Neighboring villages experienced the same fate as SS troops beat, murdered and burned men, women and babies in that August of 1944. Some 560 people died in the mountain village of Sant'Anna di Stazzema on August 12 alone.
The crimes have never been atoned for nor have they been adequately addressed by the judiciary. An Italian court did sentence 10 of the SS thugs involved in the Sant'Anna di Stazzema massacre to life in prison in abstentia, but Germany never extradited them. And just recently, a court in Stuttgart refused to pursue the case, saying that murderous intent could not be proven.
It was a decision that enraged Oligeri as a slew of similar failures by the judiciary have enraged him before. He says that survivors of the massacre were left alone to deal with their pain and nightmares while the perpetrators returned home to a normal, peaceful life. He has pursued the case in multiple courts, but has never found success. He has also written endless letters to politicians and newspapers. "We don't want revenge," he says. "We want justice."
Brutal and Murderous
It might still be awhile before he gets it. On Wednesday, a new report was released on the crimes committed by Germany during its occupation of Italy shortly before the end of World War II. Historians from both countries spent some four years examining original sources to determine exactly what happened in Italy after the country's fascist government -- until then an ally of Nazi Germany -- changed sides in September 1943 and negotiated a truce with the Allies.
The more difficult the situation for German troops in Italy became, the more brutal their murderous behavior. They declared more than 600,000 Italian soldiers as "military internees," denying them the status of prisoners of war, and shipped them to Germany or the Balkans to perform forced labor. Thousands died.
The Germans also descended on the Italian civilian population with homicidal ferocity. One example is the "revenge operation" of March 24, 1944: Some 335 people were dragged to the Ardeatine Caves on the outskirts of Rome and shot before the caves were then blown up. To this day the victims are buried there.
One historian estimates that, on average, the Germans killed165 civilians, prisoners of war and military internees every day between Sept. 8, 1943 and May 8, 1945. That figure doesn't include victims from skirmishes between the German army and Italian soliders and guerillas. "The massacre was on the whole thoroughly organized and followed tight military procedure," according to Carlo Gentile, a professor of Italian history at the University of Cologne. It is even known who the killers are, along with their units, their commanders and other information. And yet there have still, to this day, been but a very few convictions.

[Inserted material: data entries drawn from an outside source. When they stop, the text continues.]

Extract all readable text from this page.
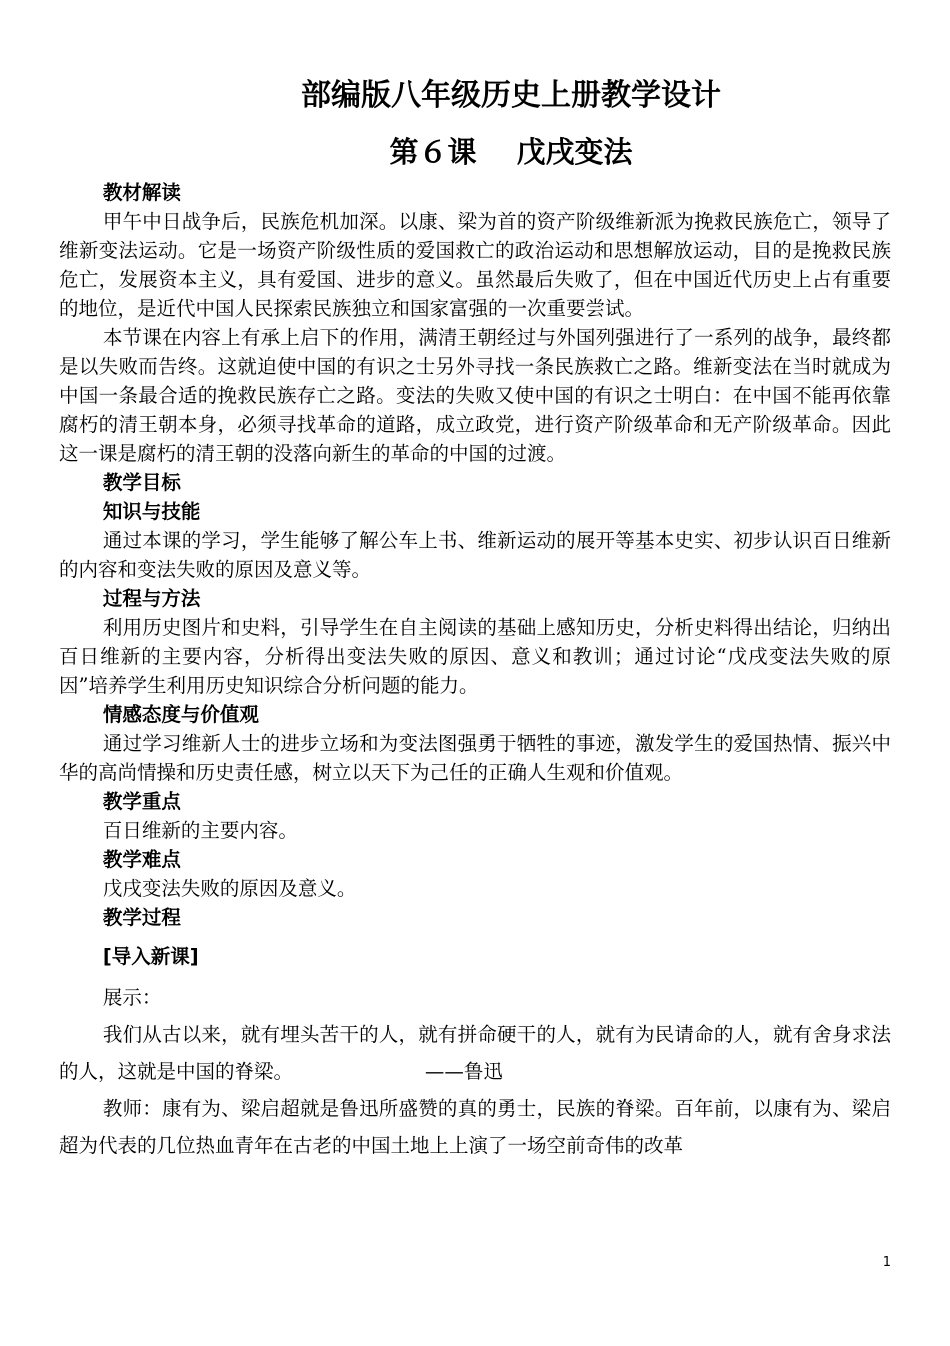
部编版八年级历史上册教学设计
第６课 戊戌变法

教材解读

甲午中日战争后，民族危机加深。以康、梁为首的资产阶级维新派为挽救民族危亡，领导了维新变法运动。它是一场资产阶级性质的爱国救亡的政治运动和思想解放运动，目的是挽救民族危亡，发展资本主义，具有爱国、进步的意义。虽然最后失败了，但在中国近代历史上占有重要的地位，是近代中国人民探索民族独立和国家富强的一次重要尝试。

本节课在内容上有承上启下的作用，满清王朝经过与外国列强进行了一系列的战争，最终都是以失败而告终。这就迫使中国的有识之士另外寻找一条民族救亡之路。维新变法在当时就成为中国一条最合适的挽救民族存亡之路。变法的失败又使中国的有识之士明白：在中国不能再依靠腐朽的清王朝本身，必须寻找革命的道路，成立政党，进行资产阶级革命和无产阶级革命。因此这一课是腐朽的清王朝的没落向新生的革命的中国的过渡。

教学目标

知识与技能

通过本课的学习，学生能够了解公车上书、维新运动的展开等基本史实、初步认识百日维新的内容和变法失败的原因及意义等。

过程与方法

利用历史图片和史料，引导学生在自主阅读的基础上感知历史，分析史料得出结论，归纳出百日维新的主要内容，分析得出变法失败的原因、意义和教训；通过讨论“戊戌变法失败的原因”培养学生利用历史知识综合分析问题的能力。

情感态度与价值观

通过学习维新人士的进步立场和为变法图强勇于牺牲的事迹，激发学生的爱国热情、振兴中华的高尚情操和历史责任感，树立以天下为己任的正确人生观和价值观。

教学重点

百日维新的主要内容。

教学难点

戊戌变法失败的原因及意义。

教学过程

[导入新课]

展示：

我们从古以来，就有埋头苦干的人，就有拼命硬干的人，就有为民请命的人，就有舍身求法的人，这就是中国的脊梁。	——鲁迅

教师：康有为、梁启超就是鲁迅所盛赞的真的勇士，民族的脊梁。百年前，以康有为、梁启超为代表的几位热血青年在古老的中国土地上上演了一场空前奇伟的改革

1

For years after the war, political expediency dictated that the issue was largely ignored in Italy. In the postwar conflict between East and West, Germany was to be rearmed so as to play a meaningful role in the new North Atlantic Treaty Organization. Focusing attention on German war crimes would have generated substantial opposition among the Italian population.
Not a Single Verdict
Only much later did significant public pressure force Rome to initiate a handfull of proceedings -- and a few German perpetrators were finally punished. Erich Priebke, for example, one of the SS officers who participated in the Ardeatine Caves massacre, received a life long sentence. At the age of 99, he is still alive today and remains under house arrest in Rome.
In Germany, however, not a single, legally binding verdict related to the war crimes committed in Italy was handed down.

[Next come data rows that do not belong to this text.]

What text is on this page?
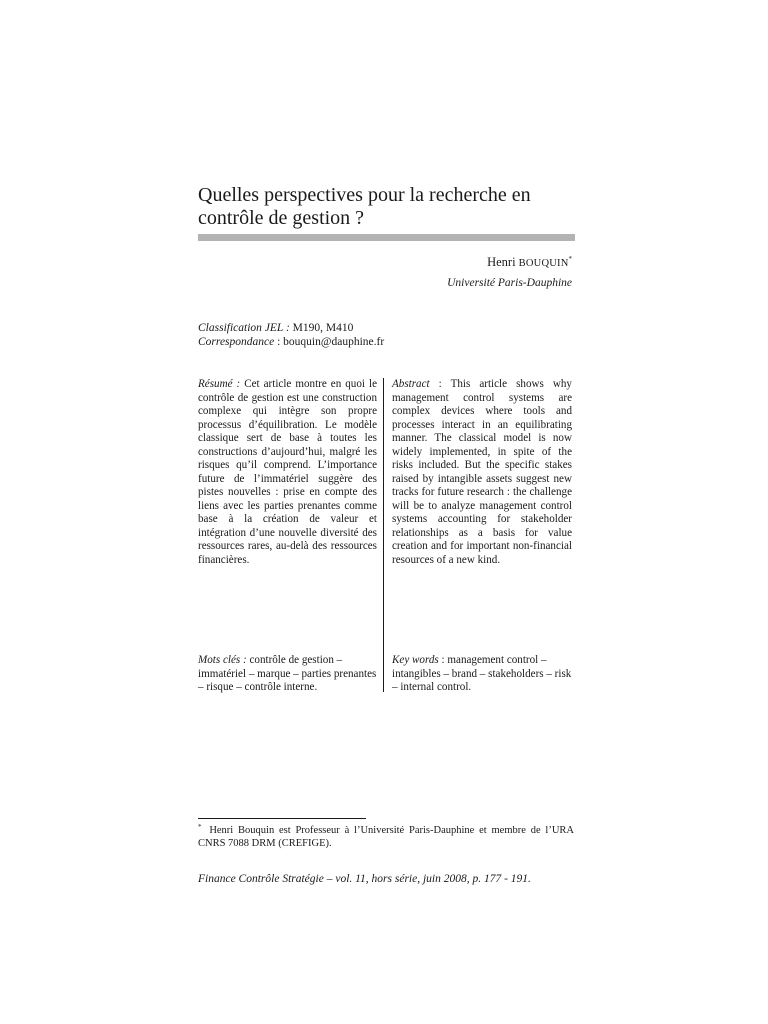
Quelles perspectives pour la recherche en contrôle de gestion ?
Henri BOUQUIN*
Université Paris-Dauphine
Classification JEL : M190, M410
Correspondance : bouquin@dauphine.fr

Résumé : Cet article montre en quoi le contrôle de gestion est une construction complexe qui intègre son propre processus d’équilibration. Le modèle classique sert de base à toutes les constructions d’aujourd’hui, malgré les risques qu’il comprend. L’importance future de l’immatériel suggère des pistes nouvelles : prise en compte des liens avec les parties prenantes comme base à la création de valeur et intégration d’une nouvelle diversité des ressources rares, au-delà des ressources financières.

Abstract : This article shows why management control systems are complex devices where tools and processes interact in an equilibrating manner. The classical model is now widely implemented, in spite of the risks included. But the specific stakes raised by intangible assets suggest new tracks for future research : the challenge will be to analyze management control systems accounting for stakeholder relationships as a basis for value creation and for important non-financial resources of a new kind.

Mots clés : contrôle de gestion – immatériel – marque – parties prenantes – risque – contrôle interne.

Key words : management control – intangibles – brand – stakeholders – risk – internal control.

* Henri Bouquin est Professeur à l’Université Paris-Dauphine et membre de l’URA CNRS 7088 DRM (CREFIGE).

Finance Contrôle Stratégie – vol. 11, hors série, juin 2008, p. 177 - 191.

Resentment in Italy has occasionally boiled over. Such was the case four years ago, when Germany successfully avoided paying reparations to the relatives of murdered civilians in a case at the European Court of Justice. States are "immune" to such civil claims, Berlin's lawyers successfully argued.
Italians were outraged, and the German government made an effort to show some understanding. "The unresolved World War past holds some potential to strain German-Italian relations," said Michael Steiner, who was the German Ambassador to Rome at the time. But morality and justice must not be confused, he said. In an attempt to calm the situation, a historical commission was appointed to begin an "intensive, trusting dialogue."
This Wednesday when the report was presented, German Foreign Minister Guido Westerwelle said that he deeply regretted the "terrible war crimes" committed by the Germans in Italy. He also expressed an understanding for the anger of the Italian public over the ruling in the case against the murders in von Sant'Anna di Stazzema, he said.
There are now plans to erect a memorial at the site of the forced labor camp in Berlin's Niederschöneweide district to honor the fate of Italian soldiers captured by the Nazis. There is also be a small memorial created in Italy.